# Feg p9m



## westerbk (Mar 20, 2012)

I recently bought a FEG P9M. However, all of the others that i looked at all had more detailed markings on the left side of the slide. Mine has just a very basic marking "F E G" and that is it. Doesnt look like anything has been worn away. The right side of the slide has the serial numbers and the importers info C.A.I.Georgia.VT

Anyone know about or have any input on FEGs? Or why mine has such basic markings? I have some picts but not smart enough to post them, LOL

Brad


----------



## hud35500 (May 8, 2010)

I've owned a couple over the years. They are very well made Hi-power clones. I recall that markings were very basic. They were produced back in the 80's when there was less concern over firearms liability. Try Photobucket to post photos.


----------



## rfawcs (Feb 11, 2006)

This is the most detailed info site on FEG Hi-Powers I've found.

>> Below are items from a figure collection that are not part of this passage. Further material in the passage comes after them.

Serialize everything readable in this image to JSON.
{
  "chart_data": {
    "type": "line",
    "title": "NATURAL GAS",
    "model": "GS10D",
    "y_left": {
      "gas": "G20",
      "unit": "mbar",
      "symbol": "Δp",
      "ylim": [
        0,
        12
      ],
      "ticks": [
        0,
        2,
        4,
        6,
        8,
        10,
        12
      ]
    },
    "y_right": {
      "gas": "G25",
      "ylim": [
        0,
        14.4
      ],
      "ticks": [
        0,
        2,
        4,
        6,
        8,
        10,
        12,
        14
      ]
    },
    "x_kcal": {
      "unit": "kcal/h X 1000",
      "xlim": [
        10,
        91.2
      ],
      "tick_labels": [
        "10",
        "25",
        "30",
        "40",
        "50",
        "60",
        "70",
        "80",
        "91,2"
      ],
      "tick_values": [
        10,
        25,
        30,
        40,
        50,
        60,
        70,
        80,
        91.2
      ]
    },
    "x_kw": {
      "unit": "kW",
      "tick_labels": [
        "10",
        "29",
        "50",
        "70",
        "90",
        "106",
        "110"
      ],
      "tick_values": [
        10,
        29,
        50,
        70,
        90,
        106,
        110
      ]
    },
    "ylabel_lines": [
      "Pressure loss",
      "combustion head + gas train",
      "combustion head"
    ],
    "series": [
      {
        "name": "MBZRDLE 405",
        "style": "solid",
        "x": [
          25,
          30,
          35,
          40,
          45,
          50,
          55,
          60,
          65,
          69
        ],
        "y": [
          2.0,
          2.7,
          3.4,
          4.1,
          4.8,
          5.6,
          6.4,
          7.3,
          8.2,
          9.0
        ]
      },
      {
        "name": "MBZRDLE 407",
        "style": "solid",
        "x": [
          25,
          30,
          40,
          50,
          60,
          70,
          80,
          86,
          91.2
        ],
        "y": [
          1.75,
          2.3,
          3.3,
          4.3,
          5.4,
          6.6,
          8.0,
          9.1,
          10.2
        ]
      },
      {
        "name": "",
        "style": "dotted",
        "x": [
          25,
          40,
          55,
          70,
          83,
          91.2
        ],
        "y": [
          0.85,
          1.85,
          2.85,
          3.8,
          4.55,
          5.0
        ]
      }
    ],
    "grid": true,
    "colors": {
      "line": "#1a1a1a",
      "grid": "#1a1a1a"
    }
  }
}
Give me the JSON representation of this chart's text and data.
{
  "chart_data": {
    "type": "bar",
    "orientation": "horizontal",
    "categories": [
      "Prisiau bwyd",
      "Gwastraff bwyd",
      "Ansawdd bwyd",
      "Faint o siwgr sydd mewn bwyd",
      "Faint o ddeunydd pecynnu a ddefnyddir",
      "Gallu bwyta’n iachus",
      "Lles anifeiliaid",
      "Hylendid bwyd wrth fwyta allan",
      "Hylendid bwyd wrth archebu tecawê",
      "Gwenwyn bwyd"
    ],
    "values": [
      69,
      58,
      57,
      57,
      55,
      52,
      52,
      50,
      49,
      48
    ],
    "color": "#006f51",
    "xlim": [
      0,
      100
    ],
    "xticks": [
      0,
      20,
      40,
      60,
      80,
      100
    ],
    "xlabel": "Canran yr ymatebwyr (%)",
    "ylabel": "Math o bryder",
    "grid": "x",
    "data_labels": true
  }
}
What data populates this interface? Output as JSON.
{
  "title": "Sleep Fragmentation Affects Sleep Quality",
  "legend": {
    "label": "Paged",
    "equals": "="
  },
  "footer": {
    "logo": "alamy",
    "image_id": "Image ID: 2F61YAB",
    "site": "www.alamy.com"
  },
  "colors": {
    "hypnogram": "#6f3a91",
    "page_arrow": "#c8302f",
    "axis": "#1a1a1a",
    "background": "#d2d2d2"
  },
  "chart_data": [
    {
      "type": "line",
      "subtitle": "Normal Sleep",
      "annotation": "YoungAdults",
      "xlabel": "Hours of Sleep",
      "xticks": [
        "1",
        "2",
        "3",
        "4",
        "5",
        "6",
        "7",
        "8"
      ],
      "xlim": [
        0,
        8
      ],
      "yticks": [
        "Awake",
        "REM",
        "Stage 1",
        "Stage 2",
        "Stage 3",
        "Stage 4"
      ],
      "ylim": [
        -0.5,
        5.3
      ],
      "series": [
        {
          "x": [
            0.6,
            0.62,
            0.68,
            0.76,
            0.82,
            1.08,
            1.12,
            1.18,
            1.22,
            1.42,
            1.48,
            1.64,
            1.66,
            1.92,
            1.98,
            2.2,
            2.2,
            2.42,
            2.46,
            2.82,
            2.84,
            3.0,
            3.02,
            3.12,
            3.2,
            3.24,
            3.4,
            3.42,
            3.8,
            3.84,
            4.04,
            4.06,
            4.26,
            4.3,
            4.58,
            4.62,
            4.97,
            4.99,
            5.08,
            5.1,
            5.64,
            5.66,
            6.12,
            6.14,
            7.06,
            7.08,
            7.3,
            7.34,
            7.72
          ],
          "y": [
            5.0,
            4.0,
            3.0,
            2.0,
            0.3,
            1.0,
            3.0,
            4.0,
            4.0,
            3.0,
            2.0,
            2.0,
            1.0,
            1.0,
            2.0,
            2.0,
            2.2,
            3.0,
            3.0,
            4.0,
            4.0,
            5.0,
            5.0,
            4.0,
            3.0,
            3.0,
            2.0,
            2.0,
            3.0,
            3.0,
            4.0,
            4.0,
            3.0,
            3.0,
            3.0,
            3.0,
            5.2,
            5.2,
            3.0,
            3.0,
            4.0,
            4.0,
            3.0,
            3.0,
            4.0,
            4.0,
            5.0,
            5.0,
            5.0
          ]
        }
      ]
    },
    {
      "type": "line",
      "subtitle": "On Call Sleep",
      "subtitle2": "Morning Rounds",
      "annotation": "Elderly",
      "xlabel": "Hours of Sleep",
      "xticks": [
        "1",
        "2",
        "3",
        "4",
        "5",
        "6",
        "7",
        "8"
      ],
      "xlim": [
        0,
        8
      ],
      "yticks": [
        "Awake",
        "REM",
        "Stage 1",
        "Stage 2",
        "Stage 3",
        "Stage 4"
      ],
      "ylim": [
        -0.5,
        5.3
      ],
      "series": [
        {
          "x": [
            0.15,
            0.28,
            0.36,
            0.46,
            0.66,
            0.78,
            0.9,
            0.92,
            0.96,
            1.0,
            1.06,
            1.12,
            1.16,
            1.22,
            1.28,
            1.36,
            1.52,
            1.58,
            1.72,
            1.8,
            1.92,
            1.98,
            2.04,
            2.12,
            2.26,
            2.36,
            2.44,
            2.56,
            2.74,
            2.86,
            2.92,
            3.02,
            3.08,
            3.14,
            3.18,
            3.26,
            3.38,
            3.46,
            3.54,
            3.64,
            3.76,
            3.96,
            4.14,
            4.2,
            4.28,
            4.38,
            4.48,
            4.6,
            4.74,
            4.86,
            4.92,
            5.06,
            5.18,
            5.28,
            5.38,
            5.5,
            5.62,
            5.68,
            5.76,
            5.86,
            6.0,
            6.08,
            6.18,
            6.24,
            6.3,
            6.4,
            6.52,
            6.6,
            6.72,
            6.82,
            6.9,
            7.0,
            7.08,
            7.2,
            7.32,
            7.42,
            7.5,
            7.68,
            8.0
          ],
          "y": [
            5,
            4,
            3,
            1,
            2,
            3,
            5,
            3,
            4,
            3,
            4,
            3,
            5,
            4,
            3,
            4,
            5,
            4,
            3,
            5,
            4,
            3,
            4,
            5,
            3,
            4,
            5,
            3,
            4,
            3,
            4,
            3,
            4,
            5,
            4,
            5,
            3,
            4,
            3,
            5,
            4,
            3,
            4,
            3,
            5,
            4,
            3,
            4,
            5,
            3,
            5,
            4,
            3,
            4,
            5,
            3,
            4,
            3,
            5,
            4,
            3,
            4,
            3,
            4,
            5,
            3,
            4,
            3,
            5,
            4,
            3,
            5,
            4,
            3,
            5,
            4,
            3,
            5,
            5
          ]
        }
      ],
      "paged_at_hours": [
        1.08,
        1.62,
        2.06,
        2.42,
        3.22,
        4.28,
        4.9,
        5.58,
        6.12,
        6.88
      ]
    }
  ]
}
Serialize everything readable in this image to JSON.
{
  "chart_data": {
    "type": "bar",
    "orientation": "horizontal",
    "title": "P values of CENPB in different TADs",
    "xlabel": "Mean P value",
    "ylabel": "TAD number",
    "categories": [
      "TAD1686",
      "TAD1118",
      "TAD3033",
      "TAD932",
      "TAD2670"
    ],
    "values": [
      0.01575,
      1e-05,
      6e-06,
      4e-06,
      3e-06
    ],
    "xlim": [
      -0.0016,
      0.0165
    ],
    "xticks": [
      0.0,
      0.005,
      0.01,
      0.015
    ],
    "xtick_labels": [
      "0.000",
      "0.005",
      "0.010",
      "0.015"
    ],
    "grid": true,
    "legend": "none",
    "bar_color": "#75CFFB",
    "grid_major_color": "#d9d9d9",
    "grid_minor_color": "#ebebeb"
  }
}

The FÉG Hi-Power Blog: "Decoding the FÉG Hi-Power" by JayPee


----------



## westerbk (Mar 20, 2012)

Yeah i have seen that blog. but nothing their shows the same basic markings i have on mine. just find it odd its the only one i have seen like it


----------



## westerbk (Mar 20, 2012)

i wish i could figure out how to post the picts. not familiar with the URL thing


----------



## westerbk (Mar 20, 2012)

another attempt failed


----------